Front Output Beef
Most early NP205 units came with the 10-spline, 1.25-inch front output shaft. Later ones came with a 30-spline, 1.25-inch shaft which is stronger, but it still isn't the best available. For serious beef we chose the 32-spline, 1.401-inch shaft, which was found in many Ford and Dodge versions.
The 10-spliner is used for a 1310 series U-joint or CV, or a 1350 U-joint. The 30-spline worked with a 1310 CV or the 3R CV, or Saginaw type. The burly 32-spline can use a yoke for a 1310, 1330, or 1350 CV or U-joint, and even the 1450 size joint and a few other weird options. If you need the strength of the biggest, this is the one for you.
Gender Changes
The input gears available for the 205 are many, but the main differences are male (external splines) and female (internal splines). The NP205 used these three female input gears. From left to right: Long 32-spline for the TH400 and some late SM465 trannies, short 32-spline for the TH400, and the 31-spline for Ford applications. The transmission output shaft fits directly into the input gear without a sleeve for the best arrangement, with no extra slop to develop from a sleeve. We chose the short 32-spline for our bulletproof 205.

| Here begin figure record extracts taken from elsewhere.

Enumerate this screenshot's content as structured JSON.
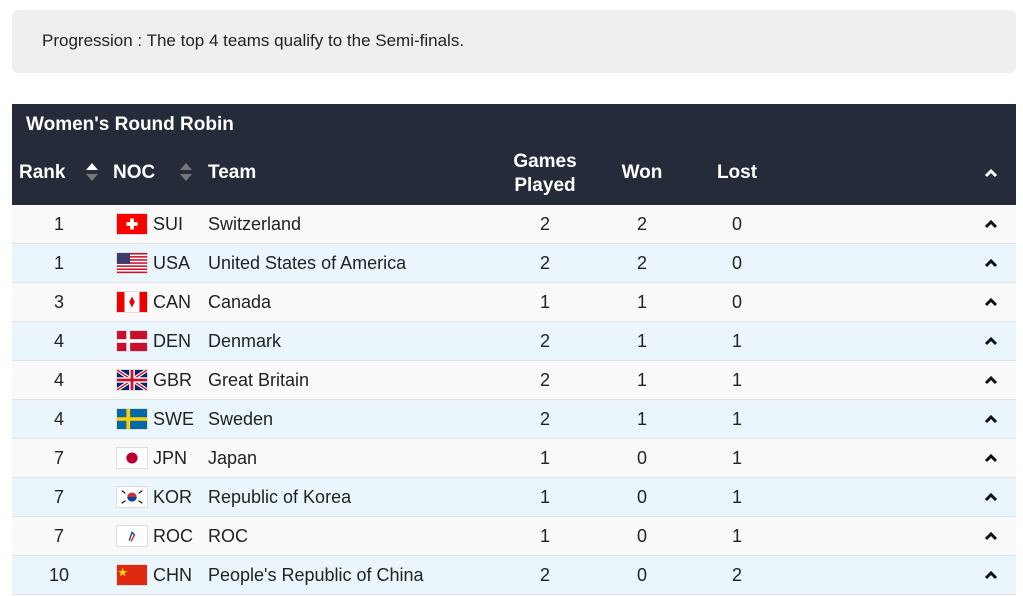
{
  "progression": "Progression : The top 4 teams qualify to the Semi-finals.",
  "table": {
    "title": "Women's Round Robin",
    "headers": {
      "rank": "Rank",
      "noc": "NOC",
      "team": "Team",
      "games_played": "Games Played",
      "won": "Won",
      "lost": "Lost"
    },
    "rows": [
      {
        "rank": "1",
        "noc": "SUI",
        "team": "Switzerland",
        "gp": "2",
        "won": "2",
        "lost": "0"
      },
      {
        "rank": "1",
        "noc": "USA",
        "team": "United States of America",
        "gp": "2",
        "won": "2",
        "lost": "0"
      },
      {
        "rank": "3",
        "noc": "CAN",
        "team": "Canada",
        "gp": "1",
        "won": "1",
        "lost": "0"
      },
      {
        "rank": "4",
        "noc": "DEN",
        "team": "Denmark",
        "gp": "2",
        "won": "1",
        "lost": "1"
      },
      {
        "rank": "4",
        "noc": "GBR",
        "team": "Great Britain",
        "gp": "2",
        "won": "1",
        "lost": "1"
      },
      {
        "rank": "4",
        "noc": "SWE",
        "team": "Sweden",
        "gp": "2",
        "won": "1",
        "lost": "1"
      },
      {
        "rank": "7",
        "noc": "JPN",
        "team": "Japan",
        "gp": "1",
        "won": "0",
        "lost": "1"
      },
      {
        "rank": "7",
        "noc": "KOR",
        "team": "Republic of Korea",
        "gp": "1",
        "won": "0",
        "lost": "1"
      },
      {
        "rank": "7",
        "noc": "ROC",
        "team": "ROC",
        "gp": "1",
        "won": "0",
        "lost": "1"
      },
      {
        "rank": "10",
        "noc": "CHN",
        "team": "People's Republic of China",
        "gp": "2",
        "won": "0",
        "lost": "2"
      }
    ]
  },
  "colors": {
    "header_bg": "#262b3a",
    "row_odd": "#f9f9f9",
    "row_even": "#eaf6fc"
  }
}
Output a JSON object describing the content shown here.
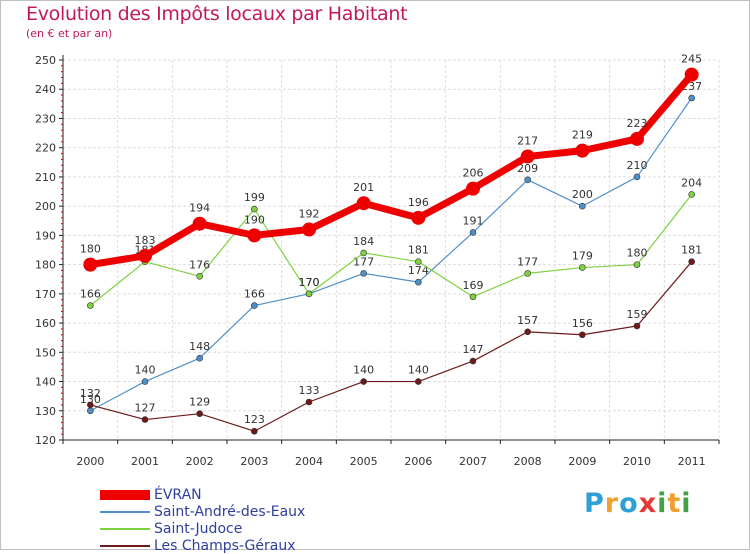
{
  "title": "Evolution des Impôts locaux par Habitant",
  "subtitle": "(en € et par an)",
  "brand": {
    "name": "Proxiti",
    "letters": [
      "P",
      "r",
      "o",
      "x",
      "i",
      "t",
      "i"
    ],
    "letter_colors": [
      "#2f9fd8",
      "#f0a030",
      "#2f9fd8",
      "#e53935",
      "#43a047",
      "#f0a030",
      "#43a047"
    ]
  },
  "chart_data": {
    "type": "line",
    "title": "Evolution des Impôts locaux par Habitant",
    "subtitle": "(en € et par an)",
    "categories": [
      "2000",
      "2001",
      "2002",
      "2003",
      "2004",
      "2005",
      "2006",
      "2007",
      "2008",
      "2009",
      "2010",
      "2011"
    ],
    "ylim": [
      120,
      250
    ],
    "yticks": [
      120,
      130,
      140,
      150,
      160,
      170,
      180,
      190,
      200,
      210,
      220,
      230,
      240,
      250
    ],
    "grid": true,
    "legend_position": "bottom-left",
    "series": [
      {
        "name": "ÉVRAN",
        "values": [
          180,
          183,
          194,
          190,
          192,
          201,
          196,
          206,
          217,
          219,
          223,
          245
        ],
        "color": "#ee0000",
        "emphasis": true
      },
      {
        "name": "Saint-André-des-Eaux",
        "values": [
          130,
          140,
          148,
          166,
          170,
          177,
          174,
          191,
          209,
          200,
          210,
          237
        ],
        "color": "#4f8fc9"
      },
      {
        "name": "Saint-Judoce",
        "values": [
          166,
          181,
          176,
          199,
          170,
          184,
          181,
          169,
          177,
          179,
          180,
          204
        ],
        "color": "#7ed140"
      },
      {
        "name": "Les Champs-Géraux",
        "values": [
          132,
          127,
          129,
          123,
          133,
          140,
          140,
          147,
          157,
          156,
          159,
          181
        ],
        "color": "#6e1a1a"
      }
    ]
  }
}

GM also used external-spline input gears, which required the use of a sleeve to couple to the transmission. From left to right: Fixed yoke for remote use, 10-spline for the early SM465 manual transmission, 27-spline for the TH350, and 29-spline for the early Dodge diesel manual applications. Not shown here is the 23-spline for Dodge gas engine and diesel automatic applications.

Twin-Sticking It
The standard 205 shifter is a single lever running two shift rails to provide high 2WD, high 4WD, neutral, and low 4WD. These shifters aren't available anymore, but Performance Gear & Axle makes its own stock-style replacements for Ford, Chevy, and Dodge applications. In a stock 205, the interlock pin between the shift rails prevents any other combo of positions, which is both good and bad. We like to have independent control of the rails so we can have the same positions as stock, but also have low rear-wheel drive only, and low front-wheel drive only. But simply removing the interlock pin will allow the case to be put into high and low range at the same time, which is not a good thing.

By modifying the rails properly you can get high, neutral, and low out of both the front and/or rear output, without having one in low and the other in high. Both range and mode shafts should be modified, but we decided a set of modified rails from Off Road Design was best, as the detents and reliefs are machined to precision, rather than just guessing at what approximate amount to grind off. With ORD's twin-stick conversion, we'll have every option we need. If you must do it yourself, check out "Twin-Stick 205", an article about homemade twin-stick mods to do the same thing.